そして僕らは愛を手に入れた

「ねえ、さっきの告白?」

 会話が途切れたのを見計らって疑問を告げる。

「そんなとこ」

 曖昧な回答は彼の興味のなさを示していた。

「付き合ったの?」
「んなわけ」
「綺惺くん、前の彼女と別れたのいつだっけ」
「さあ。3ヶ月くらい前?」

 綺惺くんは彼女が途切れないタイプだ。かわいい、美人、スタイルがいい、あらゆる美女ばかりで、校内で彼女と戯れる綺惺くんもまたかわいくて眼福なのだ。けれども、今回はフリーの期間がながい。

「最近、彼女作らないね?」
「前回ので懲りた。彼女はしばらくパスで」
「綺惺くんは、彼女の管理がへたくそだもんね〜」
「その点、日凪は楽でいいわ」
「でしょ」
 
 褒められたのか疑問だ。彼は全方向から寄せられる好意にうんざりしている節がある。その言葉は、すなわちどうも思われていないことを示唆している。

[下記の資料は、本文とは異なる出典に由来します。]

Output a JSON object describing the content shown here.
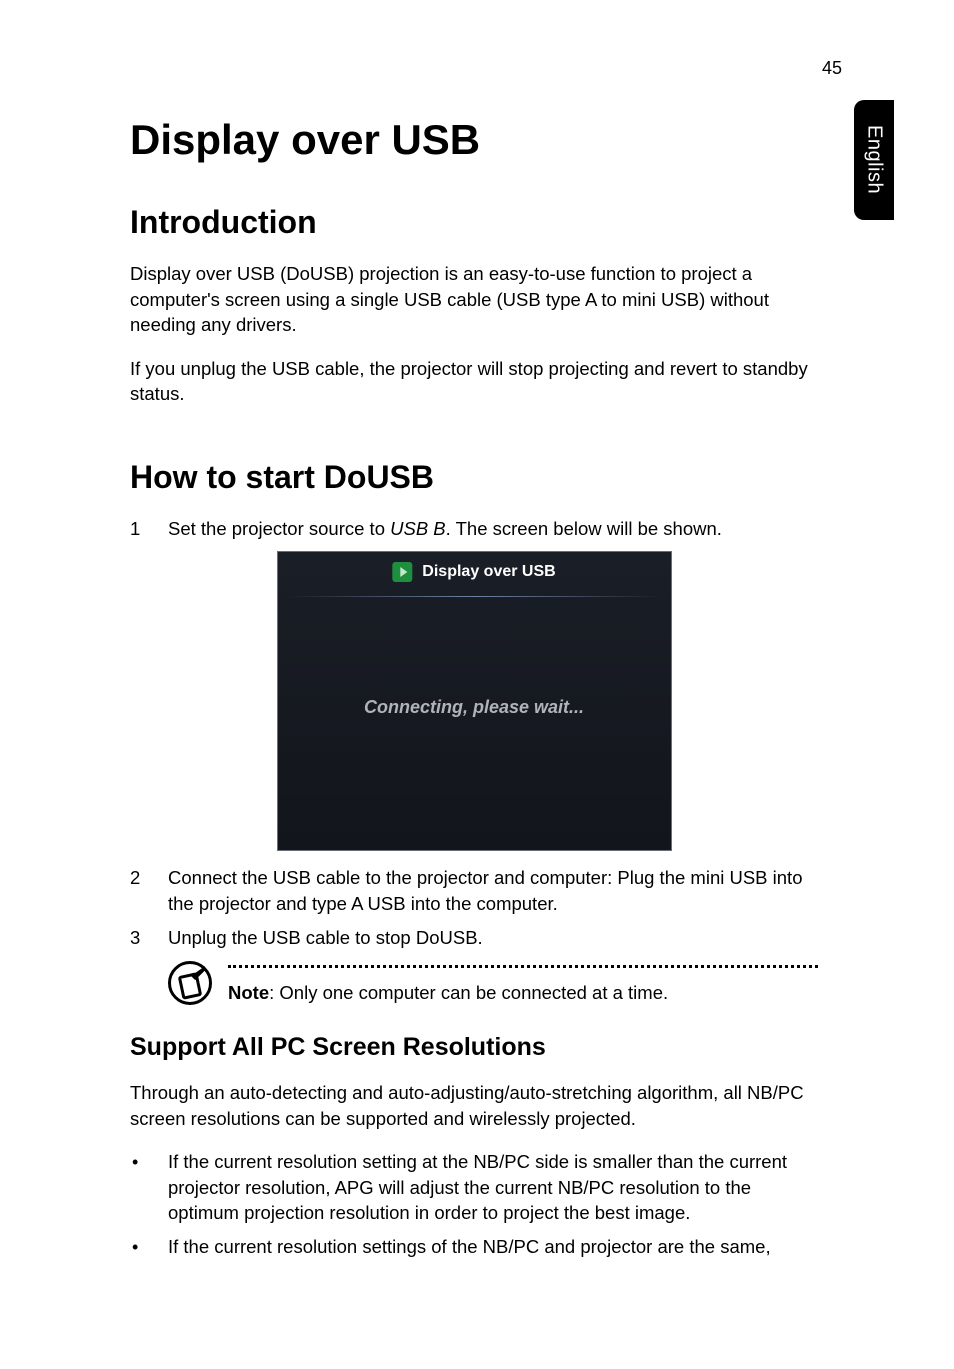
{
  "page_number": "45",
  "side_tab": "English",
  "main_title": "Display over USB",
  "intro": {
    "heading": "Introduction",
    "p1": "Display over USB (DoUSB) projection is an easy-to-use function to project a computer's screen using a single USB cable (USB type A to mini USB) without needing any drivers.",
    "p2": "If you unplug the USB cable, the projector will stop projecting and revert to standby status."
  },
  "start": {
    "heading": "How to start DoUSB",
    "steps": [
      {
        "num": "1",
        "pre": "Set the projector source to ",
        "italic": "USB B",
        "post": ". The screen below will be shown."
      },
      {
        "num": "2",
        "text": "Connect the USB cable to the projector and computer: Plug the mini USB into the projector and type A USB into the computer."
      },
      {
        "num": "3",
        "text": "Unplug the USB cable to stop DoUSB."
      }
    ],
    "screenshot": {
      "title": "Display over USB",
      "message": "Connecting, please wait..."
    },
    "note_label": "Note",
    "note_text": ": Only one computer can be connected at a time."
  },
  "support": {
    "heading": "Support All PC Screen Resolutions",
    "p1": "Through an auto-detecting and auto-adjusting/auto-stretching algorithm, all NB/PC screen resolutions can be supported and wirelessly projected.",
    "bullets": [
      "If the current resolution setting at the NB/PC side is smaller than the current projector resolution, APG will adjust the current NB/PC resolution to the optimum projection resolution in order to project the best image.",
      "If the current resolution settings of the NB/PC and projector are the same,"
    ]
  }
}
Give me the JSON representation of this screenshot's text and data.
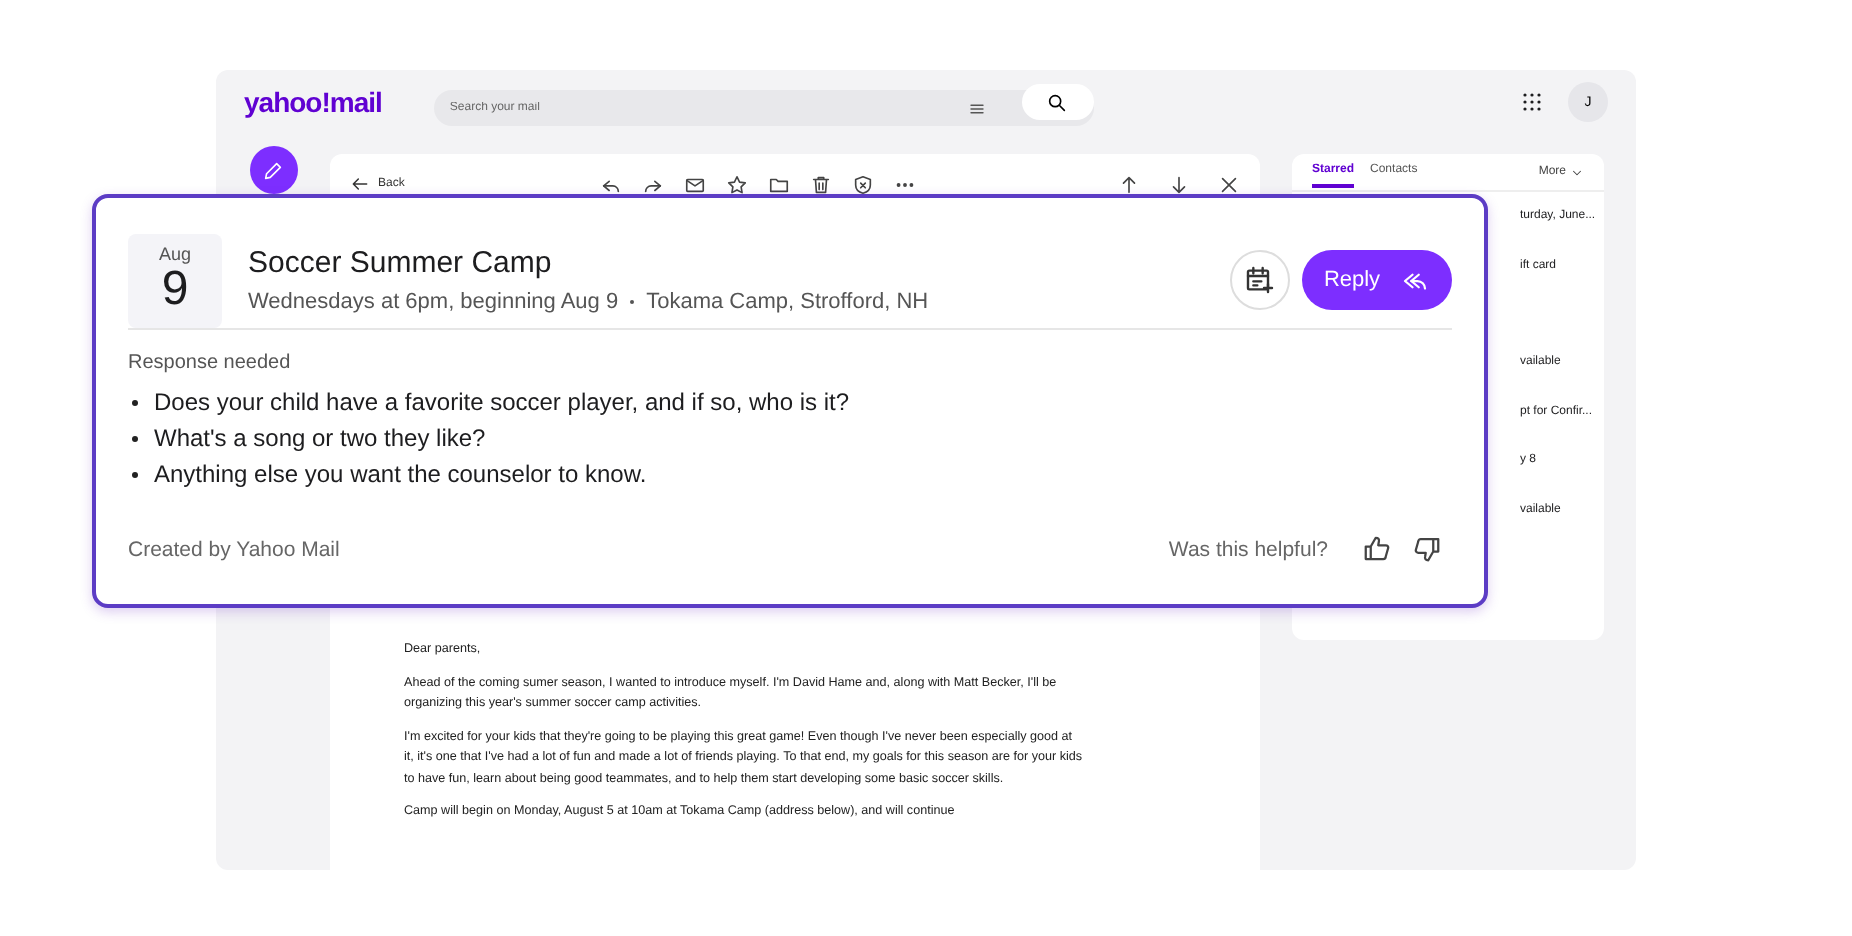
{
  "header": {
    "logo": "yahoo!mail",
    "search": {
      "placeholder": "Search your mail"
    },
    "avatar": "J"
  },
  "toolbar": {
    "back": "Back"
  },
  "right_panel": {
    "tabs": [
      {
        "label": "Starred",
        "selected": true
      },
      {
        "label": "Contacts",
        "selected": false
      }
    ],
    "more": "More",
    "items": [
      "turday, June...",
      "ift card",
      "vailable",
      "pt for Confir...",
      "y 8",
      "vailable"
    ]
  },
  "email_body": [
    "Dear parents,",
    "Ahead of the coming sumer season, I wanted to introduce myself. I'm David Hame and, along with Matt Becker, I'll be organizing this year's summer soccer camp activities.",
    "I'm excited for your kids that they're going to be playing this great game! Even though I've never been especially good at it, it's one that I've had a lot of fun and made a lot of friends playing. To that end, my goals for this season are for your kids to have fun, learn about being good teammates, and to help them start developing some basic soccer skills.",
    "Camp will begin on Monday, August 5 at 10am at Tokama Camp (address below), and will continue"
  ],
  "event_card": {
    "month": "Aug",
    "day": "9",
    "title": "Soccer Summer Camp",
    "when": "Wednesdays at 6pm, beginning Aug 9",
    "where": "Tokama Camp, Strofford, NH",
    "reply": "Reply",
    "section_label": "Response needed",
    "questions": [
      "Does your child have a favorite soccer player, and if so, who is it?",
      "What's a song or two they like?",
      "Anything else you want the counselor to know."
    ],
    "footer": "Created by Yahoo Mail",
    "feedback": "Was this helpful?"
  }
}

 わたしが死んでしまったのも彼によるもの。それから、わたしが生き返ったのも彼に関すること。

 彼からの影響は認める。認めた上で、彼が息をするかのように異性に及ぼす、ある種災害のような恋のいぶきの影響を、わたしが受けることはない。


 なぜなら、この先綺惺くんに好意を寄せることはない。これは自信を持って言い切ることができる、絶対だ。